Denny Peffer, who runs the Leadville 100 and the Pikes Peak Marathon, is "Ironman." Tall, blond Stacy Billapando is "Viking Princess."

Juliet Draper is "The Girl," so named because when she joined the Colorado Springs Fire Department in 1997, she was one of three women.

Then there's Battalion Chief R.C. Smith.

He's the Fatman.

"I'm a big guy," Smith says matter-of-factly. "I'm the biggest guy in the station."

There's no denying Station 1's Smith is a large fellow. At 6 feet tall, he weighs 280 pounds -- and maybe not all of it is muscle.

But that's not stopping him from plunging into an arena populated by the most elite in his field, an event ESPN calls "the toughest two minutes in professional sports."

That's the Combat Challenge, a grueling competition in which firefighters race against each other and the clock to finish five tasks, including climbing a five-story tower, hauling hose and dragging a 175-pound dummy to the finish line.

It's also become a vehicle for Smith to demonstrate this point: A fat man can be a fit one.

"Appearance is in no way connected to performance," said Smith, who participated in his first Combat Challenge last month and plans to go again next year.

His coach, fellow firefighter/paramedic Draper, agrees. "People equate thinness with healthiness," said Draper, who won the World Combat Challenge for women in 1999. But it's not a good gauge, she said.

"R.C. is an example of that. I'm an example of that," said the muscular Draper, who stands 5 feet 9 inches and weighs in the 180s.

Rather than focus on the numbers, she said people should pay attention to their strength and functionality.

"I can't tell you how many thin people can't curl 10 pounds," she said.

Her message to Smith: "Don't let the roundness concern you," she tells him. It doesn't. It never has.

The oldest child in his family, he said he was doted on by his parents and three uncles thrilled with the fact they had a nephew.

"Being the oldest child, you're a pretty baby no matter what you look like," he said. The self-confidence took root.

"I've never felt that being overweight was limiting," Smith said.

But it does bother him that so many people, especially women, allow it to limit themselves, comparing themselves to models with the physiques of adolescent boys.

"How often is that naturally occurring?" he said. "People just aren't built that way. Some how our perception of beauty is it has to be Twiggy with breasts. Who invented that? You watch women torture themselves over it."

That's not Smith's style, especially not in a station where the food never stops.

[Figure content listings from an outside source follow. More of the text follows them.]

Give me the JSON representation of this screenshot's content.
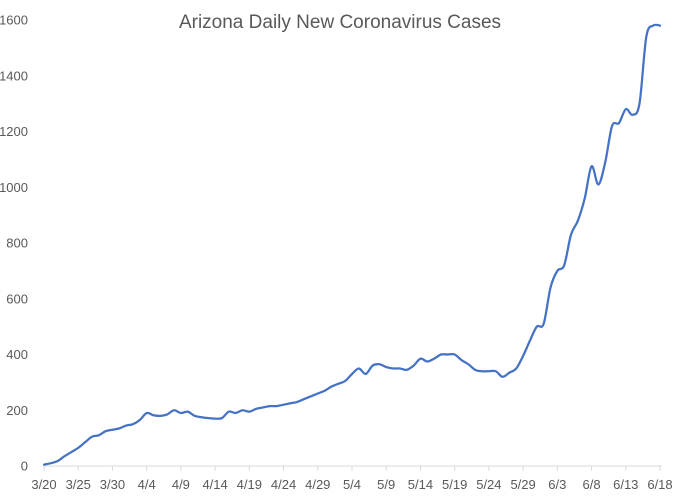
{
  "chart_data": {
    "type": "line",
    "title": "Arizona Daily New Coronavirus Cases",
    "xlabel": "",
    "ylabel": "",
    "ylim": [
      0,
      1600
    ],
    "yticks": [
      0,
      200,
      400,
      600,
      800,
      1000,
      1200,
      1400,
      1600
    ],
    "x_tick_labels": [
      "3/20",
      "3/25",
      "3/30",
      "4/4",
      "4/9",
      "4/14",
      "4/19",
      "4/24",
      "4/29",
      "5/4",
      "5/9",
      "5/14",
      "5/19",
      "5/24",
      "5/29",
      "6/3",
      "6/8",
      "6/13",
      "6/18"
    ],
    "x_range": [
      "3/20",
      "6/18"
    ],
    "grid": false,
    "legend": "none",
    "line_color": "#4472C4",
    "series": [
      {
        "x": [
          "3/20",
          "3/21",
          "3/22",
          "3/23",
          "3/24",
          "3/25",
          "3/26",
          "3/27",
          "3/28",
          "3/29",
          "3/30",
          "3/31",
          "4/1",
          "4/2",
          "4/3",
          "4/4",
          "4/5",
          "4/6",
          "4/7",
          "4/8",
          "4/9",
          "4/10",
          "4/11",
          "4/12",
          "4/13",
          "4/14",
          "4/15",
          "4/16",
          "4/17",
          "4/18",
          "4/19",
          "4/20",
          "4/21",
          "4/22",
          "4/23",
          "4/24",
          "4/25",
          "4/26",
          "4/27",
          "4/28",
          "4/29",
          "4/30",
          "5/1",
          "5/2",
          "5/3",
          "5/4",
          "5/5",
          "5/6",
          "5/7",
          "5/8",
          "5/9",
          "5/10",
          "5/11",
          "5/12",
          "5/13",
          "5/14",
          "5/15",
          "5/16",
          "5/17",
          "5/18",
          "5/19",
          "5/20",
          "5/21",
          "5/22",
          "5/23",
          "5/24",
          "5/25",
          "5/26",
          "5/27",
          "5/28",
          "5/29",
          "5/30",
          "5/31",
          "6/1",
          "6/2",
          "6/3",
          "6/4",
          "6/5",
          "6/6",
          "6/7",
          "6/8",
          "6/9",
          "6/10",
          "6/11",
          "6/12",
          "6/13",
          "6/14",
          "6/15",
          "6/16",
          "6/17",
          "6/18"
        ],
        "values": [
          5,
          10,
          18,
          35,
          50,
          65,
          85,
          105,
          110,
          125,
          130,
          135,
          145,
          150,
          165,
          190,
          182,
          180,
          185,
          200,
          190,
          195,
          180,
          175,
          172,
          170,
          172,
          195,
          190,
          200,
          195,
          205,
          210,
          215,
          215,
          220,
          225,
          230,
          240,
          250,
          260,
          270,
          285,
          295,
          305,
          330,
          350,
          330,
          360,
          365,
          355,
          350,
          350,
          345,
          360,
          385,
          375,
          385,
          400,
          400,
          400,
          380,
          365,
          345,
          340,
          340,
          340,
          320,
          335,
          350,
          395,
          450,
          500,
          510,
          640,
          700,
          720,
          830,
          880,
          960,
          1075,
          1010,
          1090,
          1220,
          1230,
          1280,
          1260,
          1300,
          1540,
          1580,
          1580
        ]
      }
    ]
  }
}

"I just don't struggle," Smith says cheerfully as he tucks into a plate of Firefighter Walter Stupnik's chicken-and-sour cream enchiladas. At least not when it comes to eating -- but he did his share of struggling when he first decided to enter the 2002 Combat Challenge and started training.

The first time he tried running to the top of a five-story tower and back down, he ended up doubled over, blue in the face.

"R.C. almost threw up," said Peffer, a fire fighter and paramedic from Station 18, who also is a rookie in the competition.

By November, Smith had improved so much he completed the competition in 2 minutes and 43 seconds. The winning times are less than 2 minutes.

With Draper and Billapando on his side, Smith is in good hands.

Draper won the female World Combat

Challenge Championship in 1999. Billapando, who works at Station 11, placed third in 2001 and 2002 and was the top American finisher this year.

Draper's goal is for Smith to finish next year in 2 minutes and 15 seconds.

He can accomplish that, she said.

"He's born for this event," she said.